I had the same problem as hossamdash and following his solution fixed it.

astroanax commented on 2021-02-27 08:55 (UTC)

I had the same problem as hossamdash and following his solution fixed it.

JuniorJPDJ commented on 2021-01-14 01:29 (UTC)

flutter-dev is now orphaned, didn't you think about taking it?

hossamdash commented on 2021-01-12 11:50 (UTC) (edited on 2021-01-12 11:53 (UTC) by hossamdash)

so i have installed this package but was facing two issues: Although i had the dart package installed on my system -which this package depends on-, both installing this package for the first time and each flutter doctor -v command results in the redownload of the dark-sdk which is inside /opt/flutter/bin/cache disregarding both the existing dark-sdk in the cache and the standalone dart package installed on my system. to solve this i did two things, i uninstalled the standalone dart sdk and then added a line to the build files of this package right after the chmod -R g+w /opt/flutter line. this line is chmod g+s /opt/flutter makes any files created within the /opt/flutter path inherit the group flutterusers which stops flutter doctor from redownloading the dart-sdk.

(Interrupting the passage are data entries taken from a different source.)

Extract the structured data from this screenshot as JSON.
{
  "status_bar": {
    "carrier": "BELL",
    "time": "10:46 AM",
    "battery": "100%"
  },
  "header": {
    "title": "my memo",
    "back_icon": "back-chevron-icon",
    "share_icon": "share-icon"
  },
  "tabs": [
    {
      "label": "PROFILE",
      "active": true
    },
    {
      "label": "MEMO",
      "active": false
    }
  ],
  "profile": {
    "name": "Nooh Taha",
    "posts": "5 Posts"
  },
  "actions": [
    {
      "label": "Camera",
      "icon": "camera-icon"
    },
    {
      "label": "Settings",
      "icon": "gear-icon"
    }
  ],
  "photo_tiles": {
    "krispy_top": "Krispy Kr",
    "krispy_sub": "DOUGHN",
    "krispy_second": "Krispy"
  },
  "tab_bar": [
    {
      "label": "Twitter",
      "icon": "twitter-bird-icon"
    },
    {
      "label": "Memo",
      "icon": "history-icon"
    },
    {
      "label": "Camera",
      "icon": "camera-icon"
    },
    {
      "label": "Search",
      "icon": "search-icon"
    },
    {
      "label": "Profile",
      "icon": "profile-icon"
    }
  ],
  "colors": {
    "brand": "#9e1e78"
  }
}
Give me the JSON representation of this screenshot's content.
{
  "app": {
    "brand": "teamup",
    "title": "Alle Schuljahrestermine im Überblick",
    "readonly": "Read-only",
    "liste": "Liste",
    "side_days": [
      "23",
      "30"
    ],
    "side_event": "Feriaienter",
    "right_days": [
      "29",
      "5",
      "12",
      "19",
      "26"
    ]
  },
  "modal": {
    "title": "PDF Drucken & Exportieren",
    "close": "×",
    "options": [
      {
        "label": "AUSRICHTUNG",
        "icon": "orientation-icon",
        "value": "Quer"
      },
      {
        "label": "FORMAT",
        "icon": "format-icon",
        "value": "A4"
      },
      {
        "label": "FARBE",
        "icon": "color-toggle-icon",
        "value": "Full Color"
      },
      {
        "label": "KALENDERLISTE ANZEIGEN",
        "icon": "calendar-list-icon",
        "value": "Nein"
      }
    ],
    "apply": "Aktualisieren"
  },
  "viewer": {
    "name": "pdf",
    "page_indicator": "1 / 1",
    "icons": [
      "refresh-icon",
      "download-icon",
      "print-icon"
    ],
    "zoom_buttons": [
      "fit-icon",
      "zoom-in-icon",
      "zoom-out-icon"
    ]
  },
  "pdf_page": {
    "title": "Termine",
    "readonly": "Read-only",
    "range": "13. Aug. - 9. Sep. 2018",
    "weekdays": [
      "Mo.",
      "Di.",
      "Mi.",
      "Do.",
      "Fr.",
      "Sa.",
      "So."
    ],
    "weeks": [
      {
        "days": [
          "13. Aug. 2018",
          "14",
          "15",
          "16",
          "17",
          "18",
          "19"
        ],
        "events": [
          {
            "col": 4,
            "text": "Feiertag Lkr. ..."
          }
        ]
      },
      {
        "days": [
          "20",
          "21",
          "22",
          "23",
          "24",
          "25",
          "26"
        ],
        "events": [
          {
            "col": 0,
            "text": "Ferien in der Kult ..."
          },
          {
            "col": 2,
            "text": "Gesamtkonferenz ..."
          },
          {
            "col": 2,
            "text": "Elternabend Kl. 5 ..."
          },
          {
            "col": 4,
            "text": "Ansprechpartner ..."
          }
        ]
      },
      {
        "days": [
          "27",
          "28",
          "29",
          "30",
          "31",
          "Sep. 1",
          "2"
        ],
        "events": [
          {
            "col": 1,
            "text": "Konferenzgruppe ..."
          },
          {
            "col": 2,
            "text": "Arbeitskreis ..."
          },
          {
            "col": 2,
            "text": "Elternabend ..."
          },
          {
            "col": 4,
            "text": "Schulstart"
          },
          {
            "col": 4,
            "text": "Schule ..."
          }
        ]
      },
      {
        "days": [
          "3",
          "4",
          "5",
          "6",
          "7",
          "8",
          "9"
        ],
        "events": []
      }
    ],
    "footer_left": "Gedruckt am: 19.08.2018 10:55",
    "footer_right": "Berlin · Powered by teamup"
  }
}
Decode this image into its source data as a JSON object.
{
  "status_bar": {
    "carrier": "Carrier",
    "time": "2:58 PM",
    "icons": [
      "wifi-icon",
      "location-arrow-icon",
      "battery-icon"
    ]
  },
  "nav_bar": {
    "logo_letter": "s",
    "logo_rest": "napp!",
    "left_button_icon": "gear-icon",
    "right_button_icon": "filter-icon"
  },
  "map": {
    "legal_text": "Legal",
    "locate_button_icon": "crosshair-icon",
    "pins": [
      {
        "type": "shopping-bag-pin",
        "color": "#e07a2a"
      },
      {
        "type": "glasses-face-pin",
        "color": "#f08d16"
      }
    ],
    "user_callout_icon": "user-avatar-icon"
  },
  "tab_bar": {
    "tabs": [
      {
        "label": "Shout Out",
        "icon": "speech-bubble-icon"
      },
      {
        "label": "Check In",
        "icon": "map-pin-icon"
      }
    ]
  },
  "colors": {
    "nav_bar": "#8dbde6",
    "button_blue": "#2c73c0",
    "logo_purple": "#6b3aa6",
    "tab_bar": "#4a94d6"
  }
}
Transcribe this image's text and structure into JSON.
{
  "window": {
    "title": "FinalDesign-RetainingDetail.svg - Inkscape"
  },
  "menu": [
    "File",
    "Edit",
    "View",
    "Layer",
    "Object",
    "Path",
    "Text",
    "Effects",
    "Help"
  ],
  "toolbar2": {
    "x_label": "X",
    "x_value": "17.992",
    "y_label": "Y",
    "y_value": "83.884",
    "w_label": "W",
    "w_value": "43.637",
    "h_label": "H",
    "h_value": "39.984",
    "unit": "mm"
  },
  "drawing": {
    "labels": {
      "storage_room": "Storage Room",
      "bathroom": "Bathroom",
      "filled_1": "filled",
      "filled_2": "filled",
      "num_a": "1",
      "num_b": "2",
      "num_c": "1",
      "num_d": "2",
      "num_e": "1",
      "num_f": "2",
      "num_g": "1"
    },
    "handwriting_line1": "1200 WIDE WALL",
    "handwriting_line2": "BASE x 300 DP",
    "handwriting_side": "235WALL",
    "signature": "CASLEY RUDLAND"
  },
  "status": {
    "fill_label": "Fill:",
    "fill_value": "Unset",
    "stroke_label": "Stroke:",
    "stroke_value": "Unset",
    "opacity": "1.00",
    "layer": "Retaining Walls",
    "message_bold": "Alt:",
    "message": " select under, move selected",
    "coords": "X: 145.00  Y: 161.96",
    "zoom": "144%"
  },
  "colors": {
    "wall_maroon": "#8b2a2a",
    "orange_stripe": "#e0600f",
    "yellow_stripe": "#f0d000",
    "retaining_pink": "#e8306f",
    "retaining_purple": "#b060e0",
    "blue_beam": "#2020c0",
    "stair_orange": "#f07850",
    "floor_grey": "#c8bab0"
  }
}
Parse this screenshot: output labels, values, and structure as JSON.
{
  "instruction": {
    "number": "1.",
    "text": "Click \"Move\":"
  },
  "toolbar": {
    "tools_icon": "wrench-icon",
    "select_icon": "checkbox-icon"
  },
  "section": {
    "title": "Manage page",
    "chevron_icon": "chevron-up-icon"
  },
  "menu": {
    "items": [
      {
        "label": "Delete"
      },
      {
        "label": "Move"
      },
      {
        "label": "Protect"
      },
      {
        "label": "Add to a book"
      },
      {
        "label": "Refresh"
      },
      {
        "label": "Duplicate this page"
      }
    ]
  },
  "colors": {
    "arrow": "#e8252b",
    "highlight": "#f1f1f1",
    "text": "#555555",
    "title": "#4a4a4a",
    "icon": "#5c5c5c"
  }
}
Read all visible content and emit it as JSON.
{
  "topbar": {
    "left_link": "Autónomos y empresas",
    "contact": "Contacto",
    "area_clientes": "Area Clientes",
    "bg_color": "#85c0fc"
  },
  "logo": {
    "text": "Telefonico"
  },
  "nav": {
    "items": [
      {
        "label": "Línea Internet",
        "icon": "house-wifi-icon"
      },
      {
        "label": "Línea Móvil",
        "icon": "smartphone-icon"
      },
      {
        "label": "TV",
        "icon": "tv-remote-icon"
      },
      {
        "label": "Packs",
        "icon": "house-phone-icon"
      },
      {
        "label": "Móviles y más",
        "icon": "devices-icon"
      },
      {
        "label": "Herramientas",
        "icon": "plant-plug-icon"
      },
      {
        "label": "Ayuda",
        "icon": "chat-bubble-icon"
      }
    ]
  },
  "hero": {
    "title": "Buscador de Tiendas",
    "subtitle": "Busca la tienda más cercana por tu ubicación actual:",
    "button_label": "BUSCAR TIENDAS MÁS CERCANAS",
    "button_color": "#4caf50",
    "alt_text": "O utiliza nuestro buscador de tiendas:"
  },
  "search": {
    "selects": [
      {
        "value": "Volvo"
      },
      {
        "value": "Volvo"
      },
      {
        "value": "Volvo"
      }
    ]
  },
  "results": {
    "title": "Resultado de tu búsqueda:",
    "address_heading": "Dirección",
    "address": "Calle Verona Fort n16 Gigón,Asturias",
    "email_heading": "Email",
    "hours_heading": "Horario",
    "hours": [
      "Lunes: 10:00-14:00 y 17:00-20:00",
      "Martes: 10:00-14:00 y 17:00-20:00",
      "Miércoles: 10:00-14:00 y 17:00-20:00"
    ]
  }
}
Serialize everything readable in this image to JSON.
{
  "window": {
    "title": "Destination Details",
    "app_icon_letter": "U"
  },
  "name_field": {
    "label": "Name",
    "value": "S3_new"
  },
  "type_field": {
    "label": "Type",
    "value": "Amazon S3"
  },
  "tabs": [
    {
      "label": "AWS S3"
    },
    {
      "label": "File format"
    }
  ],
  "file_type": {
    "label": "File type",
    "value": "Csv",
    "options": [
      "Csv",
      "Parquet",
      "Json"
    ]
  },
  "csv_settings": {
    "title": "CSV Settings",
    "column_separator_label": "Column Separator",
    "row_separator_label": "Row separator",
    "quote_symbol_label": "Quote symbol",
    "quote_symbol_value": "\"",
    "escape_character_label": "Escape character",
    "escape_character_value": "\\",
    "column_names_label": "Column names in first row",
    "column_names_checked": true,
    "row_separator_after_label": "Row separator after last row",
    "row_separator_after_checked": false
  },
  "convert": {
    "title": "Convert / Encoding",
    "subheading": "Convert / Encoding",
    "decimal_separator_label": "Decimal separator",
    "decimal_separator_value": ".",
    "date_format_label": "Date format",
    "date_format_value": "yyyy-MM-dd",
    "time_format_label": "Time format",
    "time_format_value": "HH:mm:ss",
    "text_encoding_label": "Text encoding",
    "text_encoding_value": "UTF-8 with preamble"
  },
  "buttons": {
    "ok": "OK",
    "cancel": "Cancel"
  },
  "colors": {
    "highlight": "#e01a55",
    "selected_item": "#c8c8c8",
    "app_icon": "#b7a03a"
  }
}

francescortiz commented on 2020-12-31 10:06 (UTC)

I think that flutter is designed to be self-upgraded. Hence in the end I decided to clone flutter repo instead of using AUR.

midhun commented on 2020-12-31 03:22 (UTC)

Getting failed to commit transaction error.

Using the --overwrite /opt/flutter/packages/flutter_tools/.packages option solves the issue, but the question is, is it fine to overwrite?